3. ReKlaim Health: Founded by Dutch Rojas, also CEO and founder of Physician Capital Inc., ReKlaim seeks to build a “national coalition” of independent ASC and physician-owned hospitals through physician ownership, shared infrastructure and “union-style economics.”
“The general idea is, how do you become the all-in-one platform for business services?” he said. ReKlaim supports physician-owned practices in a number of ways, but principally by bundling risk across employee benefits, property, casualty and malpractice insurance to cut down on physicians’ insurance and benefits costs. ReKlaim helps these groups consolidate administrative workloads, including payroll, revenue-cycle management and compliance through systems that remain in physicians’ control. It also aims to strengthen practice finances through direct employer contracts and private labeled, self-funded employer plans and access to capital markets.
4. Sapient Health: Based in New York City and owned by Joseph Romano and Bill Ingram, Sapient has “the expertise of a large management company while maintaining a personalized, startup-like feel,” Mr. Romano told Becker’s. The company emphasizes regional representation, particularly in New York, New Jersey and Florida. They also operate a physician-driven model in which the firm enters deals as a minority partner, ensuring that physicians retain leadership while gaining business acumen for long-term success.
5. Redefine Management: The Matawan, N.J.-based MSO utilizes a vertically integrated model to offer a full spectrum of tailored management solutions, empowering physician groups and healthcare providers with the infrastructure they need to succeed. Redefine’s CEO William Vanderveer told Becker’s that, through the company’s partnerships with medical groups, his company is able to deliver the benefits of traditional health system alliances, like more favorable payer contracts, while preserving physician autonomy and independence.
6. CardioOne: The Houston-based, cardiology-focused MSO provides ongoing infrastructure support to its partners, specifically in IT, revenue cycle management, benefits administration, finance and credentialing through a master services agreement. CardioOne does not acquire, own or employ any of the practices it works with.

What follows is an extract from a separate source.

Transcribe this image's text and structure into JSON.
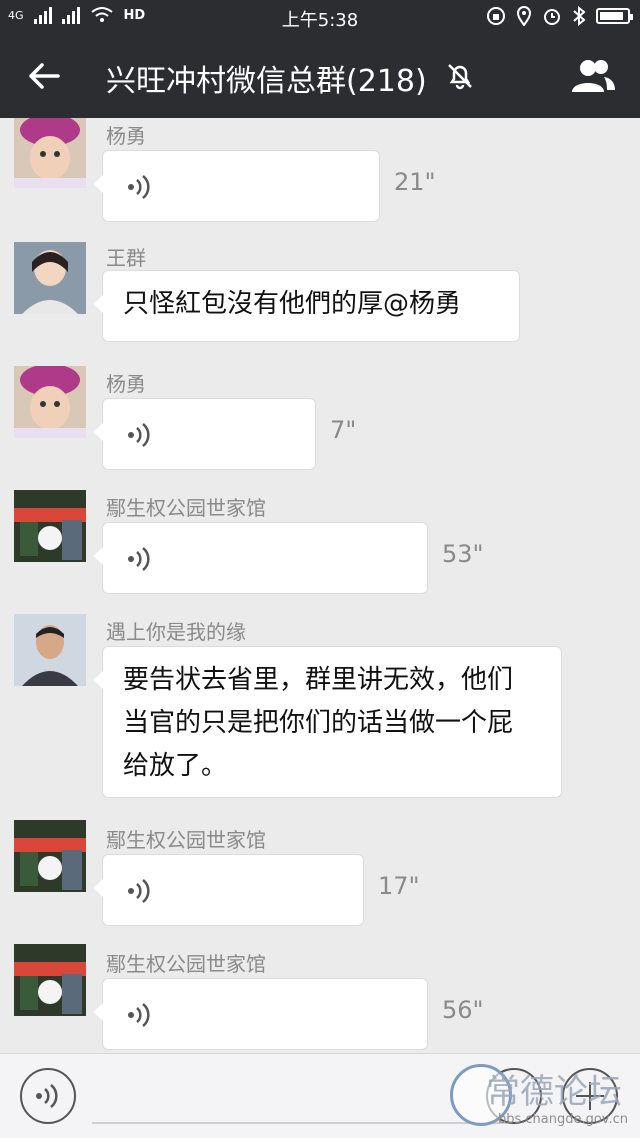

Rather, it partners with groups of cardiologists, especially those who are currently employed and looking to start an independent practice, and supports them in every aspect of starting a business.
7. Atria Health: The Philadelphia-based platform is an independence-forward partnership model for cardiology practices. While Atria is backed by Cypress Ridge Partners, a private equity group, the company does not acquire practices, but rather invests in them to support long-term goals and growth. Atria recently partnered with Philadelphia-based AMS Cardiology, an independent cardiovascular practice of over 40 years, and launched an ASC through the joint venture.